Original topic: REGEXP 正则表达式匹配, 不能识别 [[:<:]], [[:>:]]这样的单词定界符
[TiDB Usage Environment] Production Environment / Testing / Poc
[TiDB Version] V6.6.0
[Encountered Problem: Problem Phenomenon and Impact]
Executing SQL statement: SELECT ‘a word a’ REGEXP ‘[[:<:]]word[[:>:]]’;
Error: SQL Error [1105] [HY000]: error parsing regexp: invalid character class range: [:<:]
However, it executes correctly in MySQL 5.7:
mysql> SELECT ‘a word a’ REGEXP ‘[[:<:]]word[[:>:]]’; → 1
Try adding escape characters?
TiDB no longer supports the [[:<:]] character class in regular expressions. Instead, it uses the \b metacharacter, which represents a word boundary. Specifically, the \b metacharacter is used for position matching that meets certain criteria, such as matching the beginning and end of words, or the side of numbers and letters. For example, to find content in a string that starts with the word “word”, you can use the regular expression ‘\bword’ for matching.

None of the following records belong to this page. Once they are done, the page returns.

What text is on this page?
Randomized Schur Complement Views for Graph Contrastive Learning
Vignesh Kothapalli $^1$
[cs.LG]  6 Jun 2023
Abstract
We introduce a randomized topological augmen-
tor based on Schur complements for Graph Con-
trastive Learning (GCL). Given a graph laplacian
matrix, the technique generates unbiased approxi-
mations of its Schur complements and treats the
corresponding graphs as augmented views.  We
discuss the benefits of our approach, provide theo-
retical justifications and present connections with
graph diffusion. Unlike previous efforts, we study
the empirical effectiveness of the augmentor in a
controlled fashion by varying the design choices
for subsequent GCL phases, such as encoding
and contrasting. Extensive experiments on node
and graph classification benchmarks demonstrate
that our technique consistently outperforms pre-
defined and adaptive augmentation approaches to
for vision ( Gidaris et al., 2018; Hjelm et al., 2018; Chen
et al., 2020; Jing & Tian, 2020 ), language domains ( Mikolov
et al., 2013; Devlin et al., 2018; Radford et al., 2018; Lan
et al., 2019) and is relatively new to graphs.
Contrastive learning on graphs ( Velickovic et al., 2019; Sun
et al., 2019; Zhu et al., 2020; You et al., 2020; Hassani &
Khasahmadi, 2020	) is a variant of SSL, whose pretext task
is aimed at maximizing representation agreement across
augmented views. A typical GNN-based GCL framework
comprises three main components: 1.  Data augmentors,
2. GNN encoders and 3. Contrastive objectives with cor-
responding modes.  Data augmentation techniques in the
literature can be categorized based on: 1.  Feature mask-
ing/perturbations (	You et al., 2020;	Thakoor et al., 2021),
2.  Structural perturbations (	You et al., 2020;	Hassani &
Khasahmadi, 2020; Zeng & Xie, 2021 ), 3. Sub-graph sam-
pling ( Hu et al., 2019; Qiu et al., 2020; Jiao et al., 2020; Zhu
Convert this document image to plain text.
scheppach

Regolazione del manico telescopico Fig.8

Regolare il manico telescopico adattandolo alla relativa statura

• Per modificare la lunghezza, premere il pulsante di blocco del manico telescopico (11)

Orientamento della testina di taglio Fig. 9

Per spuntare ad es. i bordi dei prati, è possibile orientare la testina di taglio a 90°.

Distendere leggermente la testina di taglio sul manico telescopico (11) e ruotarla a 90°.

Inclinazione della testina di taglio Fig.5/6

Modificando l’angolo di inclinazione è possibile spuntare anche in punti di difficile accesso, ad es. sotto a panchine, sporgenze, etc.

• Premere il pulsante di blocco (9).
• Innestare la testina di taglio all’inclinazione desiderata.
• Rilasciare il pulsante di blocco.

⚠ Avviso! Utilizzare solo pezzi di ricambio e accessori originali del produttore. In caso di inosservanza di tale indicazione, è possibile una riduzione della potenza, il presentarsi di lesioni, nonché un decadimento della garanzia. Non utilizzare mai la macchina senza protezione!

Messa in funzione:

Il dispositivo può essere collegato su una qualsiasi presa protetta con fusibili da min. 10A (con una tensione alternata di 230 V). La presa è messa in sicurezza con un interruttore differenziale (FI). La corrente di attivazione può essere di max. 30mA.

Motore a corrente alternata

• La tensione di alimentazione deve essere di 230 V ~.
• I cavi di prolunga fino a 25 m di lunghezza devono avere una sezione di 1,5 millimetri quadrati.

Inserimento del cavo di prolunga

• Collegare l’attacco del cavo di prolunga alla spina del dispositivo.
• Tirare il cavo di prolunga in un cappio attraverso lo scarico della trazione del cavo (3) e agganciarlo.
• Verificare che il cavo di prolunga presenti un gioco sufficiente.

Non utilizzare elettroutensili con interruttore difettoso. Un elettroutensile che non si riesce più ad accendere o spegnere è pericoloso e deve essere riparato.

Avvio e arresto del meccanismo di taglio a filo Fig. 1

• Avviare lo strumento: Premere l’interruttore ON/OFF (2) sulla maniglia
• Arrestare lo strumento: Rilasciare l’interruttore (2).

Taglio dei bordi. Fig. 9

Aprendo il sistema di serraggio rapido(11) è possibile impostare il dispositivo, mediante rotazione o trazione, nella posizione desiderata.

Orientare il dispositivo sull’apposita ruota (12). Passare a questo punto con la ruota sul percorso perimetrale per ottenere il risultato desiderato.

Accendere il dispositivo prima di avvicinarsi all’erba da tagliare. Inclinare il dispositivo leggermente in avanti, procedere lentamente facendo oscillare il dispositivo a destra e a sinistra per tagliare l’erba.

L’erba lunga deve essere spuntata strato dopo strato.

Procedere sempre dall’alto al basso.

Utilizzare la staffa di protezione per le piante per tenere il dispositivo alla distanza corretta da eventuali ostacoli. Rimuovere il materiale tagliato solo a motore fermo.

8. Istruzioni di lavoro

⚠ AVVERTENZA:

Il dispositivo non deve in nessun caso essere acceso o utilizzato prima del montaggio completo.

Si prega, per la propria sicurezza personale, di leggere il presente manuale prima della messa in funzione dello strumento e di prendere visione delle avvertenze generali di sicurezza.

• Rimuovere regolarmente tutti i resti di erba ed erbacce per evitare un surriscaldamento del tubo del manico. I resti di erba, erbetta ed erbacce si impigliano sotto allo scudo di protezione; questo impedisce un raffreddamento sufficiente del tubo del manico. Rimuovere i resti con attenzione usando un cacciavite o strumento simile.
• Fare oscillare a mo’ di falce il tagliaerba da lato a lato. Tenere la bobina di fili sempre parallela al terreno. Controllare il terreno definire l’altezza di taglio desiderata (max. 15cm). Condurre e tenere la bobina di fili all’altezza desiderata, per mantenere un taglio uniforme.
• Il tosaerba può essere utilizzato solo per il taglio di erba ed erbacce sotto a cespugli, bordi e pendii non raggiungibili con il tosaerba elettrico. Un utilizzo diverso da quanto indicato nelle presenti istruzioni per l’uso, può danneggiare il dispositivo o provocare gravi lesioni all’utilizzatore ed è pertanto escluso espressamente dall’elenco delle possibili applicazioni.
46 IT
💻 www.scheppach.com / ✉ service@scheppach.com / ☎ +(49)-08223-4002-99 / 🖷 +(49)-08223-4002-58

Your example can be implemented as follows:
SELECT 'a wordx a' REGEXP '\\bword\\b'; → 0
SELECT 'a word a' REGEXP '\\bword\\b'; → 1
SELECT 'a xword a' REGEXP '\\bword\\b'; → 0
Thank you!
After execution, there are no errors, but it seems that the correct result cannot be obtained.
The forum displays two backslashes as one. Change the backslash b in the quotes to two backslashes b.